Fodor’s second modest moment comes when he acknowledges that his proposal “is surely incorrect as stated” (120). Here he is, IMO, the modesty is misplaced. Fodor’s proposal may be wrong in detail, but it lays out the various kinds of questions that need addressing and some mechanisms for how to do so lucidly and concisely.

As I noted, it’s great to sit in on other’s classes. It’s great to discover “unknown-to-you” classics. So, take a busman’s holiday. It’s fun.
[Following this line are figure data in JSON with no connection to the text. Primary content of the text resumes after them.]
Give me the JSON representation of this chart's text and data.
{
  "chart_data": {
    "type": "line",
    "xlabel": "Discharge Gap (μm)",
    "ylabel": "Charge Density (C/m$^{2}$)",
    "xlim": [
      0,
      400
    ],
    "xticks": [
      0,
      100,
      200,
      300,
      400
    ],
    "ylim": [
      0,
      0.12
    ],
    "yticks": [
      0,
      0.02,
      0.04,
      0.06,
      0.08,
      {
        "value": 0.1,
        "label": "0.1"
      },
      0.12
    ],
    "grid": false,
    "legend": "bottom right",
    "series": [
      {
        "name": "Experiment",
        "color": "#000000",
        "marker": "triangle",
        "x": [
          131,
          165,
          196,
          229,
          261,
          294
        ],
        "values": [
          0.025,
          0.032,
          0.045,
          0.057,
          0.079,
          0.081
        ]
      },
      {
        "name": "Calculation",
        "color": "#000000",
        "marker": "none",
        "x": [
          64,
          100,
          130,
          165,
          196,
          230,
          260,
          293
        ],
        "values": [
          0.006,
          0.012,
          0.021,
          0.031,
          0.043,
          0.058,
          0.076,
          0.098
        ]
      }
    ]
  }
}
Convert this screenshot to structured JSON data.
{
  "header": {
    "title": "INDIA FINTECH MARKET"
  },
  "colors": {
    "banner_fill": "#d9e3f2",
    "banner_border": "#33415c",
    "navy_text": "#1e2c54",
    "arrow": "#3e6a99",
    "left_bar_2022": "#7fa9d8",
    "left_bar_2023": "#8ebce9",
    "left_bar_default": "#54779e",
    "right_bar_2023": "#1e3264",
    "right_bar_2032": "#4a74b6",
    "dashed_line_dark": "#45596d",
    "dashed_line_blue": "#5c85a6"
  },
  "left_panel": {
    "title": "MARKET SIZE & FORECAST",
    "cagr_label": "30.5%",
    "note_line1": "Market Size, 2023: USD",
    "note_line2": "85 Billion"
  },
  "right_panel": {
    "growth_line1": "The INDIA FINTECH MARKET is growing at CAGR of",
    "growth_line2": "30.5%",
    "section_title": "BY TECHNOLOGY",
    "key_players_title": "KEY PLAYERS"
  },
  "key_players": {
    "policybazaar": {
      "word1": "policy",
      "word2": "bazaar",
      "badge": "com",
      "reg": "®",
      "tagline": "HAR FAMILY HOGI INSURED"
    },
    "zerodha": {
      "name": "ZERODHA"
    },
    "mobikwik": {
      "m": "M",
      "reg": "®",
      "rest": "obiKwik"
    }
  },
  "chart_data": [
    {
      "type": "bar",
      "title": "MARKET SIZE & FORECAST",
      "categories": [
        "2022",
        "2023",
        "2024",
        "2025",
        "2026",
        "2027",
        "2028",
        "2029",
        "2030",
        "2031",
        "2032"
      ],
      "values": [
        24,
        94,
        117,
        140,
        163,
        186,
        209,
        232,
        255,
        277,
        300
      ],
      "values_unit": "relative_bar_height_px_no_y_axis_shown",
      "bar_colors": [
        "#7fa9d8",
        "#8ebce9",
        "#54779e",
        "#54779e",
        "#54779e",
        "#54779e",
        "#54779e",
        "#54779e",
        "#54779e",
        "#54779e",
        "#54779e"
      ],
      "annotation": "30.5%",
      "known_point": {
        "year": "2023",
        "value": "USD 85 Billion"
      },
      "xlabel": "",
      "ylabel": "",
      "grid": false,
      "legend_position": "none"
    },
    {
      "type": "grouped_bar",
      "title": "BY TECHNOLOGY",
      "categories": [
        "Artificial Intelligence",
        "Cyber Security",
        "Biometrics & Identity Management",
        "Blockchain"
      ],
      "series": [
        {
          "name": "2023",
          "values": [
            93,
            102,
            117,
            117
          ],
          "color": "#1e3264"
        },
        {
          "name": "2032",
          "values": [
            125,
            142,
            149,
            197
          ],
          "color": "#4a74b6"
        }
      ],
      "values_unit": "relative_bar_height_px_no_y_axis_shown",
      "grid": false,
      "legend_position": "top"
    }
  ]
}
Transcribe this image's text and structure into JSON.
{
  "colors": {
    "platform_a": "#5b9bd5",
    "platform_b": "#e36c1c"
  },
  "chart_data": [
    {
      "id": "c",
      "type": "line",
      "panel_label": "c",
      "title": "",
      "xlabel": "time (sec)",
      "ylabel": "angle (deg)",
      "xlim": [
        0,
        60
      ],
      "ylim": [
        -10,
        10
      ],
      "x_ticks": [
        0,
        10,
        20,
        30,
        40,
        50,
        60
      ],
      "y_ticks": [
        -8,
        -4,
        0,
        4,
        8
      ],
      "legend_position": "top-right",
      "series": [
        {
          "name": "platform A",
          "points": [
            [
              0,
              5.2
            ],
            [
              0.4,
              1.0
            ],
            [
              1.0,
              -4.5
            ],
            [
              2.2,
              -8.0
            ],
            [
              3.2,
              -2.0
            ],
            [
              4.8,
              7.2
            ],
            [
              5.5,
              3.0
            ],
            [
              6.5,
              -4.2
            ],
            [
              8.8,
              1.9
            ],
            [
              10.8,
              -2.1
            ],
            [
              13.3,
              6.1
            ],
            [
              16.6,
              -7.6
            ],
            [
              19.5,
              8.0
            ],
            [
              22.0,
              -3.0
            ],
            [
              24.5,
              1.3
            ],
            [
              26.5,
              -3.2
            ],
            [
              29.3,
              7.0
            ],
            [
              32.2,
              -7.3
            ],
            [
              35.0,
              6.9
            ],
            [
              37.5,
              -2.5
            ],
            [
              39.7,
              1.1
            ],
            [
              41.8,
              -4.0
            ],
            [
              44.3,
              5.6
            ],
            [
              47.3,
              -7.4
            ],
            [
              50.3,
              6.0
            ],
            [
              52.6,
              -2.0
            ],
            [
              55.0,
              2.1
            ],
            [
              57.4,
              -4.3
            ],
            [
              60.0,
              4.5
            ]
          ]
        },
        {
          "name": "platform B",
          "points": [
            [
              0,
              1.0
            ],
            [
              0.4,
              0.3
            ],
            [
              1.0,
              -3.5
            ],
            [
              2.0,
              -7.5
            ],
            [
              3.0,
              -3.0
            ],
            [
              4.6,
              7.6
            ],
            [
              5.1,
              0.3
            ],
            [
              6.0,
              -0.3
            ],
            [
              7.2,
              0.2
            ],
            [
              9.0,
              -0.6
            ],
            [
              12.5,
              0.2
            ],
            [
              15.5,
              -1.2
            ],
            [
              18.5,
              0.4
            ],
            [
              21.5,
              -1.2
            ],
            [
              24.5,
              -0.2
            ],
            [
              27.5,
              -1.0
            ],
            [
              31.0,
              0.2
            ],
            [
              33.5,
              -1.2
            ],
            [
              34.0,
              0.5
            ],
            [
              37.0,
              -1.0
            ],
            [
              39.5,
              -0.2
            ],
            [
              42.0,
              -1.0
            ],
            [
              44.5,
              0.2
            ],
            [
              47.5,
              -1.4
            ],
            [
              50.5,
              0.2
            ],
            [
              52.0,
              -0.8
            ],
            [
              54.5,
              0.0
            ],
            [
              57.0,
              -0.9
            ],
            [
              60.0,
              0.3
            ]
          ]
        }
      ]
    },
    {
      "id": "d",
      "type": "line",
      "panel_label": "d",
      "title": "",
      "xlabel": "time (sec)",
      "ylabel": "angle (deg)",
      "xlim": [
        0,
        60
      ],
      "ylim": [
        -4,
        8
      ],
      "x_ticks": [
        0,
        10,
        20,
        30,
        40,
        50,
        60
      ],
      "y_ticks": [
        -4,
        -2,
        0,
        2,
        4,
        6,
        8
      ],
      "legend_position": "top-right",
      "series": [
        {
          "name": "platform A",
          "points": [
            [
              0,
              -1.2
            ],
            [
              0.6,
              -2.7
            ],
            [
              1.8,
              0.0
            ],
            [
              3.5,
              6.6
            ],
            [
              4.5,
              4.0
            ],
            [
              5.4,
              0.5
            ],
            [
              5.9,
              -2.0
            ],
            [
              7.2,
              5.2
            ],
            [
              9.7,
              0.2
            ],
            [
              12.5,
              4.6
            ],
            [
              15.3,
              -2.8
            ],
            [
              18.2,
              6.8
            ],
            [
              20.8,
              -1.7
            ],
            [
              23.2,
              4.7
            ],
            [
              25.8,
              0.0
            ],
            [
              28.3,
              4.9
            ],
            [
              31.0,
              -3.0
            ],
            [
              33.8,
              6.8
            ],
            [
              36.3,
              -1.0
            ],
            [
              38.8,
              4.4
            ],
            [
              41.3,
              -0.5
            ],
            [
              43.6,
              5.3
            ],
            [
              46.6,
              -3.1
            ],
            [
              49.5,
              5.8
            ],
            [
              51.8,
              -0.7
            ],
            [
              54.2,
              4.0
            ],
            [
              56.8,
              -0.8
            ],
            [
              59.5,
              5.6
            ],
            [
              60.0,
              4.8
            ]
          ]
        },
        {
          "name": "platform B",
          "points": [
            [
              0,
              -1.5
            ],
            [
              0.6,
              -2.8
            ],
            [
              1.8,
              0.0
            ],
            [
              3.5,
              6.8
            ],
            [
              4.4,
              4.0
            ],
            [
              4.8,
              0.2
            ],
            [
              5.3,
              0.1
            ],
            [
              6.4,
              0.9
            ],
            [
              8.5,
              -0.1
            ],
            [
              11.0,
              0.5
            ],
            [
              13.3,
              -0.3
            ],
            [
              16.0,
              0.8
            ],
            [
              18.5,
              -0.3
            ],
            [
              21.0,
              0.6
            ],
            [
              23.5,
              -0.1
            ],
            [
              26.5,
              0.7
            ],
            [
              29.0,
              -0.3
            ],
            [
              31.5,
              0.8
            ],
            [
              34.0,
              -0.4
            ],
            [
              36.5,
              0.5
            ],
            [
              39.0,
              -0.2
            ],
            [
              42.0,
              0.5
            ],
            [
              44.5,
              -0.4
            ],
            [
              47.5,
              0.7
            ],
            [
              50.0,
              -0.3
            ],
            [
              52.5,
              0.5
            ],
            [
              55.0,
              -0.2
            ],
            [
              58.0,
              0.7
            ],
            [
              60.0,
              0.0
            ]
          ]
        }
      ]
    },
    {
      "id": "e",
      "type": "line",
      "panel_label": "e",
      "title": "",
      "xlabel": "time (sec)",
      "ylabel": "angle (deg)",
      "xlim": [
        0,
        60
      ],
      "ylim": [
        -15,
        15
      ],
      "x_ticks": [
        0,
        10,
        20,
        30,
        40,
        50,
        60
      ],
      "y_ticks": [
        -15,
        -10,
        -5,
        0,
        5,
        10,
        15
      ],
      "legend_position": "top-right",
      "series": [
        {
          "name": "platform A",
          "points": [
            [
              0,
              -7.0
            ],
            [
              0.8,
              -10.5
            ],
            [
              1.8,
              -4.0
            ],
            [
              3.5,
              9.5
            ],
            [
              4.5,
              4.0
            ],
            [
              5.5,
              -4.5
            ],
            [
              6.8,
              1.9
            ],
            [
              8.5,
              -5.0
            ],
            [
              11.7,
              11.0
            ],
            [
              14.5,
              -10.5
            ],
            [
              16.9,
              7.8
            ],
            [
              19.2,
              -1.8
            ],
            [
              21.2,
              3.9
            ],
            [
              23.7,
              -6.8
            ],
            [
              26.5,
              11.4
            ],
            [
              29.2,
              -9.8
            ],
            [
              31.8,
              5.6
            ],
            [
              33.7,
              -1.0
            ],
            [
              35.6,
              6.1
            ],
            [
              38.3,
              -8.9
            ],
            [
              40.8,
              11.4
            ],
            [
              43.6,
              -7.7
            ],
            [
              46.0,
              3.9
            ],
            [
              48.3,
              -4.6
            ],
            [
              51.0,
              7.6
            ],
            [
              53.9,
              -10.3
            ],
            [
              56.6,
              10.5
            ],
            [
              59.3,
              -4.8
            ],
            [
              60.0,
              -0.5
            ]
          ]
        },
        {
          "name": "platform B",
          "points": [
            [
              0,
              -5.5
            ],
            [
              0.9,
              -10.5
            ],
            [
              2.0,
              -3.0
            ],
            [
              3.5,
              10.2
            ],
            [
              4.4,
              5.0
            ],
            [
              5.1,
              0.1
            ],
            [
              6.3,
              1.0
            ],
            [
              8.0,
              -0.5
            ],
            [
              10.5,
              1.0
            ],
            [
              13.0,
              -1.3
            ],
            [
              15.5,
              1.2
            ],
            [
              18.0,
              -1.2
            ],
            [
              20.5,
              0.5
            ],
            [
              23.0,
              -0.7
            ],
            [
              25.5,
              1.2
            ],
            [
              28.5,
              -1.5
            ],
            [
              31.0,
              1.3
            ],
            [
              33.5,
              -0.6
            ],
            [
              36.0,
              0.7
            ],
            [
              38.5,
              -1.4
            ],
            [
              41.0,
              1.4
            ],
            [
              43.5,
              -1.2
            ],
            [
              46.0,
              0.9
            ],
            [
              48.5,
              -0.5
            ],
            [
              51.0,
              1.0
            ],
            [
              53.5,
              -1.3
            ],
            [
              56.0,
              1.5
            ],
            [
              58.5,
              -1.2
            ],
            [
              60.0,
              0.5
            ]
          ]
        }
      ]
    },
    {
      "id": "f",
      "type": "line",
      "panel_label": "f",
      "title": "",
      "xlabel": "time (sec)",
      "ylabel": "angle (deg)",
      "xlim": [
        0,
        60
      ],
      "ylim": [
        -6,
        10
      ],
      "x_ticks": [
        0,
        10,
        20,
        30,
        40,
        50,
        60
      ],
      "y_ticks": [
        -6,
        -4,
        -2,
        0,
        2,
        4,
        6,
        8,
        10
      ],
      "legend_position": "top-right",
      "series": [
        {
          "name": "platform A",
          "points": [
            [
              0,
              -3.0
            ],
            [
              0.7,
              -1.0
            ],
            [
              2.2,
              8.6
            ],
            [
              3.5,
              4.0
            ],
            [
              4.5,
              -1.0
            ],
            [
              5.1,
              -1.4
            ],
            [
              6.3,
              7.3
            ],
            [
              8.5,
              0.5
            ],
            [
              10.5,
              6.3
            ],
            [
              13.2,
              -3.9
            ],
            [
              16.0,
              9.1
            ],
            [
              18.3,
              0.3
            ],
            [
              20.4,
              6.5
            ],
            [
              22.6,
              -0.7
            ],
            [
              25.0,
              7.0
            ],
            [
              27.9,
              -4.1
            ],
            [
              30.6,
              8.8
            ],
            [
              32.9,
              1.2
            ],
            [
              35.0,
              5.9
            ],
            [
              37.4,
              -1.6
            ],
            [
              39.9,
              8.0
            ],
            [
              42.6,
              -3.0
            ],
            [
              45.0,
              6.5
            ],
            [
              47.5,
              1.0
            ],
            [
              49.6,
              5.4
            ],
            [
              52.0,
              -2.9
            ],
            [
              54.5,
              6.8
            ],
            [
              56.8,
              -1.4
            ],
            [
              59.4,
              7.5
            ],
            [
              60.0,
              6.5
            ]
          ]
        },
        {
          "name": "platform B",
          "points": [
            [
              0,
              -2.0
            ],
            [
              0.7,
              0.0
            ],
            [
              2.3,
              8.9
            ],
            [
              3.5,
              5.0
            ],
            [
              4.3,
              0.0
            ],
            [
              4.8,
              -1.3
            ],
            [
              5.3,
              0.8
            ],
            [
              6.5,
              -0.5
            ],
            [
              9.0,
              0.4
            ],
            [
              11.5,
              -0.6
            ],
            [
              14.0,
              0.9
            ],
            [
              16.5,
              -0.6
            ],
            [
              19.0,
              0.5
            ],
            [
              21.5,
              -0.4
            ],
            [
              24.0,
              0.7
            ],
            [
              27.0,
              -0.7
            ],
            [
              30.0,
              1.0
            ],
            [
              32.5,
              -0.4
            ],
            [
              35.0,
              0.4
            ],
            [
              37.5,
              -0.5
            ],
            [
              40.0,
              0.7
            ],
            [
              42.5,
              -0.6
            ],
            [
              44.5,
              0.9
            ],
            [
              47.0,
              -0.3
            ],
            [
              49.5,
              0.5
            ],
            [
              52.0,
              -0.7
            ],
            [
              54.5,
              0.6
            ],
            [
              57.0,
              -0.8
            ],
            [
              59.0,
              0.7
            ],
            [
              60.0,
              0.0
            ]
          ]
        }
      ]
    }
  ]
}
[1] Fodor like the term ‘intrinsic’ rather than ‘innate’ for he allows for the possibility that some of these principles may themselves be learned. I would also add that ‘innate’ seems to raise red flags for some reason. As Fodor notes (as has Chomsky repeatedly) there cannot reasonably be an “innateness hypothesis.” Where there is generalization from data, there must be principles licensing this generalization. The question is not whether these given principles exist, but what they are. In this sense, everyone is a nativist.
[2] Of course, if one has a rich enough UG then this will also allow a derivation of the utterance wherein case and agreement have been discharged, but this is getting ahead of ourselves. Right now, what is relevant is that some semantic information can be very useful for acquiring syntactic structure even if, as Fodor notes, syntax is not reducible to semantics.